Friday evening’s Pittsburgh-West Virginia game is the 102nd meeting of the teams, colloqiually known as the “Backyard Brawl.” The game has been well-contested in recent years, but there was a time when it wasn’t really a backyard brawl so much as a kid piddling around the lawn with a magnifying glass and looking for ants to fry.
‘Backyard Brawl’: The One-Sided Early History
↵Between the years of 1904 and 1946, 33 editions of the Backyard Brawl were played. Pittsburgh won 29 games, West Virginia won three, and one ended in a scoreless tie. During this period, Pittsburgh put up 760 points, while West Virginia managed only 126. In fact, the Mountaineers went seven consecutive Backyard Brawls without scoring a single point.
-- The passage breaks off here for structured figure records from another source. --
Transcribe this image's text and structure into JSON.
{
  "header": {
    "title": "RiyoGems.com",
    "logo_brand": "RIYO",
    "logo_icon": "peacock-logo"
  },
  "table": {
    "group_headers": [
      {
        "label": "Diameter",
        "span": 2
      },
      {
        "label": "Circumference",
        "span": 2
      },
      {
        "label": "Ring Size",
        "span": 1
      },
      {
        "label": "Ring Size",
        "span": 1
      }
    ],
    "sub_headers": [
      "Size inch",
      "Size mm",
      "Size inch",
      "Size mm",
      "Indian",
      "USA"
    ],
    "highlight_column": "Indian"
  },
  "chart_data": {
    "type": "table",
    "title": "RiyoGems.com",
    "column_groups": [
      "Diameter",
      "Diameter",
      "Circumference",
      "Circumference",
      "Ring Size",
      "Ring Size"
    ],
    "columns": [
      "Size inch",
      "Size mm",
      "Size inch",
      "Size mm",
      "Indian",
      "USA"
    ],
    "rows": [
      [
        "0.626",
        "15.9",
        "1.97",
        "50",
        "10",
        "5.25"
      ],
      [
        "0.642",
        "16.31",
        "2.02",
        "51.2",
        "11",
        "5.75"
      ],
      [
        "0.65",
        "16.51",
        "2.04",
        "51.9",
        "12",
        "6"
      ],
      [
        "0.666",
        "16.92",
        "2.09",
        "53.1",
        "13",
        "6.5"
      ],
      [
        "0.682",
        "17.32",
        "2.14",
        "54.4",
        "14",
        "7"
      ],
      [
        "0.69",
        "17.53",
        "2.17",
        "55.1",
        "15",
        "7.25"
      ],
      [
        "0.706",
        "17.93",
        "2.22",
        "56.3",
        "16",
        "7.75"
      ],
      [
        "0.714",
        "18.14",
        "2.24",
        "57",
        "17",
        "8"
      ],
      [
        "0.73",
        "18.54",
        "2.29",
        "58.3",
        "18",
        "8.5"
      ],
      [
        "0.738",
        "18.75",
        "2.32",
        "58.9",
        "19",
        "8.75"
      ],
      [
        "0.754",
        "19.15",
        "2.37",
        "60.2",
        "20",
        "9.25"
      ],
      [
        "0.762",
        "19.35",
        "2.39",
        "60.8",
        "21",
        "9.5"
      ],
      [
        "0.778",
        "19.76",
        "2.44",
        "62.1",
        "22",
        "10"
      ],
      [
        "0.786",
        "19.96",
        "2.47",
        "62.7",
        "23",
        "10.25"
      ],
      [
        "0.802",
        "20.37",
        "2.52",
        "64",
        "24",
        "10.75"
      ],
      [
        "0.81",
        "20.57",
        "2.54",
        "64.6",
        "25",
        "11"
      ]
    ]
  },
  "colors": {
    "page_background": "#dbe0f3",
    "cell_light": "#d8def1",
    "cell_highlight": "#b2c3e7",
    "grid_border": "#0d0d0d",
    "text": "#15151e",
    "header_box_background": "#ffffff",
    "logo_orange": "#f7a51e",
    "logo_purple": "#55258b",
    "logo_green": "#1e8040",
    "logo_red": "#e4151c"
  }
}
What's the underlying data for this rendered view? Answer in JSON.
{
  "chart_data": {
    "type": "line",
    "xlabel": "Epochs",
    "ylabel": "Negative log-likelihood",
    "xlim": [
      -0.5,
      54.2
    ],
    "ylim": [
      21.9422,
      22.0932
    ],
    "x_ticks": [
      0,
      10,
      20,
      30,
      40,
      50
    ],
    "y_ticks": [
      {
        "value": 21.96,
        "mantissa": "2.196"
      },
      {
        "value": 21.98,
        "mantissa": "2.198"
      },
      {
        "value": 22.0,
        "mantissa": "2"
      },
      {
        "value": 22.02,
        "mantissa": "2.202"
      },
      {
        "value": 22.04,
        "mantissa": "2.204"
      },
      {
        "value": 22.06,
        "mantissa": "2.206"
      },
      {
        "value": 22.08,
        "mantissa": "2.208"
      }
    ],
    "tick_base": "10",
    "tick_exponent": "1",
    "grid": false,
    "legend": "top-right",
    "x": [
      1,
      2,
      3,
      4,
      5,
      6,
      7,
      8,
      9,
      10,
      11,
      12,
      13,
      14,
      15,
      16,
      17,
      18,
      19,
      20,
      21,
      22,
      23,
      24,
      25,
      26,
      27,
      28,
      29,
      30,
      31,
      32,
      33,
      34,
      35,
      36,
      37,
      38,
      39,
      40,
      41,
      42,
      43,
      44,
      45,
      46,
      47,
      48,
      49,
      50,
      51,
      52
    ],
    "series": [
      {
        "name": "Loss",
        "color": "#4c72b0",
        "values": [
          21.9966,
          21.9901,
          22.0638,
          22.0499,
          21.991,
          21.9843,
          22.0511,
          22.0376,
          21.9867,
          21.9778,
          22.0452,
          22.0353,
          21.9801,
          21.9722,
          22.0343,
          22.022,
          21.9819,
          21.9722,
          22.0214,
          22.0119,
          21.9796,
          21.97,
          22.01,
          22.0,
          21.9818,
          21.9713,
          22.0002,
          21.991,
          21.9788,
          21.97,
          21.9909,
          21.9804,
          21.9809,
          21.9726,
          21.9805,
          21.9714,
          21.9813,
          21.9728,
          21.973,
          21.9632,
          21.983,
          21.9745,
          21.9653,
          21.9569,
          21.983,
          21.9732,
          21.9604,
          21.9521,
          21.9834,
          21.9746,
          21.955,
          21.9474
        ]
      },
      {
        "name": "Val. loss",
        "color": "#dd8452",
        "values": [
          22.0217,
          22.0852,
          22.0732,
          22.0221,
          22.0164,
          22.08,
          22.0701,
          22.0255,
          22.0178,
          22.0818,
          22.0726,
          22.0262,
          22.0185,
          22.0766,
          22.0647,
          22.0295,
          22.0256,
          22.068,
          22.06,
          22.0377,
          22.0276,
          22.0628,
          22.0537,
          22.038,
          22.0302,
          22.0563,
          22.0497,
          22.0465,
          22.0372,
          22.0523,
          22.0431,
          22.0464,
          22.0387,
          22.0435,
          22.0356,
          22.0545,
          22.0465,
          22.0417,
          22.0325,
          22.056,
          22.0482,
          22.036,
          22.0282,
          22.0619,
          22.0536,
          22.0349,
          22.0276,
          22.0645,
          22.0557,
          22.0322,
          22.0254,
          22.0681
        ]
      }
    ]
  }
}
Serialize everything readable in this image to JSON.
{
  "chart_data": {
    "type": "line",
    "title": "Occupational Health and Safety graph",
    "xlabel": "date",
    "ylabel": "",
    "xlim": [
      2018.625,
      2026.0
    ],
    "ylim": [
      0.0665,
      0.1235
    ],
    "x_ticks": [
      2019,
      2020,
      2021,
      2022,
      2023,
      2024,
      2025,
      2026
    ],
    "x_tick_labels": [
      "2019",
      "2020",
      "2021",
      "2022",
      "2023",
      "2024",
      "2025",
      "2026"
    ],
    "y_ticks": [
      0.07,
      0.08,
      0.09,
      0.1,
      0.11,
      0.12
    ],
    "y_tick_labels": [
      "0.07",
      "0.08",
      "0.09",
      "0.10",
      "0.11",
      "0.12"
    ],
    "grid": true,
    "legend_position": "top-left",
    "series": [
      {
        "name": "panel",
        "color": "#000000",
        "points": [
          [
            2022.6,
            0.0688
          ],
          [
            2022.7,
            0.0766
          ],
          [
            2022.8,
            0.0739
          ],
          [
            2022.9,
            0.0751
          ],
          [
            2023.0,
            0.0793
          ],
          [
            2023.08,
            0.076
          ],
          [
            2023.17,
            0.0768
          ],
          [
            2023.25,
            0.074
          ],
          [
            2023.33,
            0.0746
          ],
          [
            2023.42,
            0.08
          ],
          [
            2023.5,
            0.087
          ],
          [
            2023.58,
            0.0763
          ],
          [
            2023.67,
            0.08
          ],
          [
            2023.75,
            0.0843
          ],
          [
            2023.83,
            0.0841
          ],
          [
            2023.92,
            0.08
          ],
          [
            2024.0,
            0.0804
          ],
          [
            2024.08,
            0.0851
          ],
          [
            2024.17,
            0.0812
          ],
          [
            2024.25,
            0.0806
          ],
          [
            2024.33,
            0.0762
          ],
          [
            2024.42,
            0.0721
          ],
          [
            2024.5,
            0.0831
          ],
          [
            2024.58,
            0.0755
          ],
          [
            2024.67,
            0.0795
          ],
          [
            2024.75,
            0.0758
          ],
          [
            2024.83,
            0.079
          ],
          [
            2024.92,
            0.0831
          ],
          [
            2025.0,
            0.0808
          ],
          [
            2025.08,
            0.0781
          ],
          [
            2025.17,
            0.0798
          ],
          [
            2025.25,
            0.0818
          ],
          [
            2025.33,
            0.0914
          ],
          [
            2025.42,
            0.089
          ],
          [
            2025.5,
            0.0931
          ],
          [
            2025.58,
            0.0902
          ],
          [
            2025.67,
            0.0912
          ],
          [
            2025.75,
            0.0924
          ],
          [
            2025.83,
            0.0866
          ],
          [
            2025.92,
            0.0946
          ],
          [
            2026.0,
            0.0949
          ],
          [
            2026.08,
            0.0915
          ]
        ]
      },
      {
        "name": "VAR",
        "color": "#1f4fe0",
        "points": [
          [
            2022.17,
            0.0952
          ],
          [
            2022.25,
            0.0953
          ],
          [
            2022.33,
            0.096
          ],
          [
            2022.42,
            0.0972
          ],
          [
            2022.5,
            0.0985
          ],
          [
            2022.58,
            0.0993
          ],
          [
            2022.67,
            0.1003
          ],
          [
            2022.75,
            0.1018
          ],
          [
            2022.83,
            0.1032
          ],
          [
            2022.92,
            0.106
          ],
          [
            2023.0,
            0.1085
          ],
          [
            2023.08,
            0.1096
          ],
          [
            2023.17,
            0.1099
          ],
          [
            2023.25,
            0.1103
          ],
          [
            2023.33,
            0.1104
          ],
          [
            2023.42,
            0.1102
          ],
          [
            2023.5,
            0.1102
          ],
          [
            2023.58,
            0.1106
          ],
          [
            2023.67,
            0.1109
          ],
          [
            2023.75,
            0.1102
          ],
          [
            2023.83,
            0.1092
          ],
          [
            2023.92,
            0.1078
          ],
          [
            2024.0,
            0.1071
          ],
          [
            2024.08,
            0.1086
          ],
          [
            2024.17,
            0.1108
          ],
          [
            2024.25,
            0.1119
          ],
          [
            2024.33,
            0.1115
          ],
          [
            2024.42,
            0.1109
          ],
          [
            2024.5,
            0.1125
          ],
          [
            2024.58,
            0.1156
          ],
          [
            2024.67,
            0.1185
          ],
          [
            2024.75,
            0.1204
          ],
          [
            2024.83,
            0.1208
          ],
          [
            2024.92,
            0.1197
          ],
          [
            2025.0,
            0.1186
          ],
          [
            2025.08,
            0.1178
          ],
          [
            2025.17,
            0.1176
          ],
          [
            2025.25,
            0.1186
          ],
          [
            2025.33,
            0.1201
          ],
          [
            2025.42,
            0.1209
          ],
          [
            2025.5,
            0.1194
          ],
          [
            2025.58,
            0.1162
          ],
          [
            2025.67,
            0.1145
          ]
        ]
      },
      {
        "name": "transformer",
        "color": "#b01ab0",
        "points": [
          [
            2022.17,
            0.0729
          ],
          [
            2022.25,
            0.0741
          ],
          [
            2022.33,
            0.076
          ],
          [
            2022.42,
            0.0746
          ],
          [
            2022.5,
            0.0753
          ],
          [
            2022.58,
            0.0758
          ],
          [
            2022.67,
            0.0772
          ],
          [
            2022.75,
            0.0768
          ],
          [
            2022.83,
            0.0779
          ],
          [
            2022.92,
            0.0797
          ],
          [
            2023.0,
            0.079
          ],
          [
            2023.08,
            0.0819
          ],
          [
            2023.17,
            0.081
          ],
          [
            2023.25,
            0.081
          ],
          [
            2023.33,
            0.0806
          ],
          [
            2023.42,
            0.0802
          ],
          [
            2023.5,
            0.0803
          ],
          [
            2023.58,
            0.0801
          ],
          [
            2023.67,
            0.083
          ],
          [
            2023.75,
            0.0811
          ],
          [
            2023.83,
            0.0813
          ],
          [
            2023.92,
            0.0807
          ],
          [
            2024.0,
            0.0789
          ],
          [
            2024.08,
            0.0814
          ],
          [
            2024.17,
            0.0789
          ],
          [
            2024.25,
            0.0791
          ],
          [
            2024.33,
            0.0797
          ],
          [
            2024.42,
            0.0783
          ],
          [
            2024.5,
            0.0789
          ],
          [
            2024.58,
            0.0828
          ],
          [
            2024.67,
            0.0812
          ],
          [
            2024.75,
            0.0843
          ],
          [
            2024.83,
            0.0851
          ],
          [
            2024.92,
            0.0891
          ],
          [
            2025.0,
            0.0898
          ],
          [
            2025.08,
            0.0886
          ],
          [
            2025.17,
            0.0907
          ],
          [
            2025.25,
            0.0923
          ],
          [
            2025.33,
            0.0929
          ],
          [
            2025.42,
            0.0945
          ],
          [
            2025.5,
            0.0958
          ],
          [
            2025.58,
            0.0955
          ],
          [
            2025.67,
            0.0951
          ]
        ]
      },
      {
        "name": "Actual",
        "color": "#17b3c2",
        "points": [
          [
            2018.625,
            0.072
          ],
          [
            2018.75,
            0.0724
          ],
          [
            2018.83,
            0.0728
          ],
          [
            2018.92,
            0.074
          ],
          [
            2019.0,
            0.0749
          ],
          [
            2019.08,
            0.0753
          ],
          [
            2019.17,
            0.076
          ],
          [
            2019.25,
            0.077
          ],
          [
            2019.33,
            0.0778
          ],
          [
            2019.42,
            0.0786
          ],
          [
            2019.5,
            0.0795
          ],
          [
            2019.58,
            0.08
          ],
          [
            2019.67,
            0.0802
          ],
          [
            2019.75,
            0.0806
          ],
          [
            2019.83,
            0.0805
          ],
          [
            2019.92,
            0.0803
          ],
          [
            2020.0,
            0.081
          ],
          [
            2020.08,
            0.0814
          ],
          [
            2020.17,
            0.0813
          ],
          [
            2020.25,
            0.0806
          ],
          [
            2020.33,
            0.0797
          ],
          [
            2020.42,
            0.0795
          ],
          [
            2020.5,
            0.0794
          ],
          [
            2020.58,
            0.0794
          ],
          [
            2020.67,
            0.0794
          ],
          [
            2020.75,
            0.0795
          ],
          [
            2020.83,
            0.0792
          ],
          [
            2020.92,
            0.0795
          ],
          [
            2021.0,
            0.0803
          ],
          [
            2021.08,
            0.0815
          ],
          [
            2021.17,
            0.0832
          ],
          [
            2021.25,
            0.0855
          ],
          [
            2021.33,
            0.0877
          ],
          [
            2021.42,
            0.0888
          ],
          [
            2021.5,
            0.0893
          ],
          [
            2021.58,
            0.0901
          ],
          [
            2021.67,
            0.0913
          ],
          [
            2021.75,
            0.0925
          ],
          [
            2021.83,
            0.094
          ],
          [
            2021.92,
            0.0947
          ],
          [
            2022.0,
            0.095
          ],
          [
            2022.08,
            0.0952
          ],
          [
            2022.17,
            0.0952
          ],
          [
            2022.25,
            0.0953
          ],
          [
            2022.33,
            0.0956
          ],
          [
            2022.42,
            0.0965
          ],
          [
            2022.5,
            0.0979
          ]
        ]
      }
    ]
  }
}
↵Wikipedia notes that the rivalry owes itself to the fact that the two school are fairly close together geographically, which is the only reason I can think of for it to be christened with its own namesake and tradition. It’s the early 1900s, after all. It’s not much of a rivalry...but at least you can get from Morgantown to Pittsburgh by locomotive. What, are you really going to drive the Pittsburgh Panthers to Ohio State? You can have a scout guide them through the mountains, you can make them pump their way there on the train line via comical push-cart, or you can float them via a flammable, deadly dirigible. Knock yourself out.